Primary LanguageCApache License 2.0Apache-2.0

nsync is a C library that exports various synchronization primitives:
	locks
	condition variables
	run-once initialization
	waitable counter (useful for barriers)
	waitable bit (useful for cancellation, or other conditions)

It is not an offical Google product.

nsync may be desirable in place of pthread primitives in some cases:
- nsync locks are reader-writer locks (but are as efficient as mutexes).
- nsync locks and condition variables occupy only two words each.
- nsync works on Unix-like systems and Windows.  It should be portable to
  other platforms straightforwardly.
- nsync provides conditional critical sections.  These fill the same role
  as condition variables, but are usually easier to use, and in most common
  cases are comparable in speed.  They can be easier to use in two ways:
  - it's not necessary to surround the "wait" operation in a while loop;
    instead the condition is passed to the call as a function and arbitrary
    pointer argument.
  - it's not necessary to wake or signal explicitly when the condition(s)
    become true; they are checked automatically.
  The primary downsides are:
  - they are not available in most other common synchronization APIs, and so
    they may be unfamiliar (even though they date back to the 1960s), and
  - if threads routinely wait on many distinct, false conditions
    associated with the same lock, they may be slower than condition variables.
    In this case, clients can use condition variables in the normal way;
    conditional critical sections and condition variables can be used with
    the same lock.
- nsync waits can be cancelled via an object passed to the wait calls, unlike
  the pthread model in which threads are cancelled.  This difference can be
  useful if the computation needs multiple threads, or if cancellation affects
  only sub-operations within a larger operation by the thread.
See the section "Extensions to locks and condition variables" below.

Portability
===========
The library is intended to be portable, and to be compilable on a system with
only a C90 compiler, assuming atomic operations are available from the
compiler, operating system, or assembler routines.  It is able to use C11 or
C++11 atomic operations if they are available.
It can be compiled with a C++ compiler, and in its own C++ name space, if
desired, though no attempt has been made to present a class-based interface.

Building
========
The builds/ directory may already contain a subdirectory that
matches your platform.   For example, if you're on an x86_64,
running Linux, using gcc, you might pick "x86_64.linux.gcc".

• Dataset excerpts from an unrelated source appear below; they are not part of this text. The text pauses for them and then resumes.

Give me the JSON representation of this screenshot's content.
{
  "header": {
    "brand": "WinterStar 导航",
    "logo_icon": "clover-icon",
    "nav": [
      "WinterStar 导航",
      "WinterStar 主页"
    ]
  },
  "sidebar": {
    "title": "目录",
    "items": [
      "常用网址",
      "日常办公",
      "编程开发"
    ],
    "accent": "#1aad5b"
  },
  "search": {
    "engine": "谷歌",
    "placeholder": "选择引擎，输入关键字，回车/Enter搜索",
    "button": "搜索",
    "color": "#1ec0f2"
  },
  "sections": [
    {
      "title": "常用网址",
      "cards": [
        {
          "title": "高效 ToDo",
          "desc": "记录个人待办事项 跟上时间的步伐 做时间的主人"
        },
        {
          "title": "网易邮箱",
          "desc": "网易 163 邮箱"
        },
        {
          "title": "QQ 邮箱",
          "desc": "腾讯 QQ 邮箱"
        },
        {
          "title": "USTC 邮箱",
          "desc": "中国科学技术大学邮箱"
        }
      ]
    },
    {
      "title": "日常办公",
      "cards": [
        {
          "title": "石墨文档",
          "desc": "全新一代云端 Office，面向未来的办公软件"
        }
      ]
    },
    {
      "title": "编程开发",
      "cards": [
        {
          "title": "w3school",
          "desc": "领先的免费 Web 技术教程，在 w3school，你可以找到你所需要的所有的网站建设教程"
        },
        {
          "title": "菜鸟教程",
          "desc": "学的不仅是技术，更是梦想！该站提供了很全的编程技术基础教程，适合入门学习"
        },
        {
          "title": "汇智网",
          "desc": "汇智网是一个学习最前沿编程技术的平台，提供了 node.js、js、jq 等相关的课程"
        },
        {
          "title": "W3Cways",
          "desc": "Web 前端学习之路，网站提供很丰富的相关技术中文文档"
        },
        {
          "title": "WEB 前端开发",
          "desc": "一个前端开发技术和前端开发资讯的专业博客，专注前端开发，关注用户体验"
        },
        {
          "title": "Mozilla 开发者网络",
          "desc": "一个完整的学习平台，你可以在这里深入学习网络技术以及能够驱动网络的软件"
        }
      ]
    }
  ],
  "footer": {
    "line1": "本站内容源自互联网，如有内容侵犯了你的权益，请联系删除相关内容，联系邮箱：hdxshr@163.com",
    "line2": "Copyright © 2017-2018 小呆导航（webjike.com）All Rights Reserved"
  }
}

If there is an appropriate subdirectory, in that subdirectory type:
	make depend test
which will calculate dependencies, build the library and its tests, and then
run them.  (On Windows, using Visual Studio ("x86_64.win32.msvc")
use "nmake" instead of "make".)

If there is no suitable subdirectory, on most Unix-like systems you can create
one with
	tools/mkmakefile.sh

The main reason it might fail is if it cannot find a suitable implementation of
atomic operations on the platform.  Atomic operations may be provided by
- compiler-dependent interfaces (currently, gcc and clang)
  These are auto detected by mkmakefile.sh.
- language-specific standards (currently, C11 and C++11)
  Selected in mkmakefile.sh via "-atomic c11" or  "-atomic c++11".
- operating system-dependent libraries (e.g., NetBSD, MacOS, Windows)
  Selected in mkmakefile.sh via "-atomic os".
- architecture-dependent libraries (e.g., x86_64, x86_32, aarch64,
  arm, mips, alpha)
  Selected in mkmakefile.sh via "-atomic asm"; file should be
  named platforms/<architecture>/src/nsync_atm_<architecture>.[csS]
  to be found by mkmakefile.sh.
If none of these match your platform, you may need to provide
an assembly language implementation.

Other possible issues:
- Some platforms put clock_gettime() in the realtime library.
  Give "-lrt" to mkmakefile.sh.
- The version identifier of "clang" can vary by installation,
  and so it may not be identified if invoked as "cc".
  Give "-cc clang" to mkmakefile.sh, if clang is not detected automatically.
- Some CPU architectures have many variants, making it
  difficult to rely on a single identifier.
  Give "-arch <architecture>" to mkmakefile.sh to specify
  a particular string.

mkmakefile.sh recognises a couple of special cases:
- MacOS doesn't provide clock_gettime(); a compatibility routine
  is found in platform/posix/src/clock_gettime.c
  See builds/x86_64.macos.clang/Makefile
- OpenBSD and Irix do not provide thread-local storage, which is accommodated
  by adding -I../../platform/gcc_no_tls to the include path.
  See, for example,  builds/x86_64.openbsd.gcc/Makefile.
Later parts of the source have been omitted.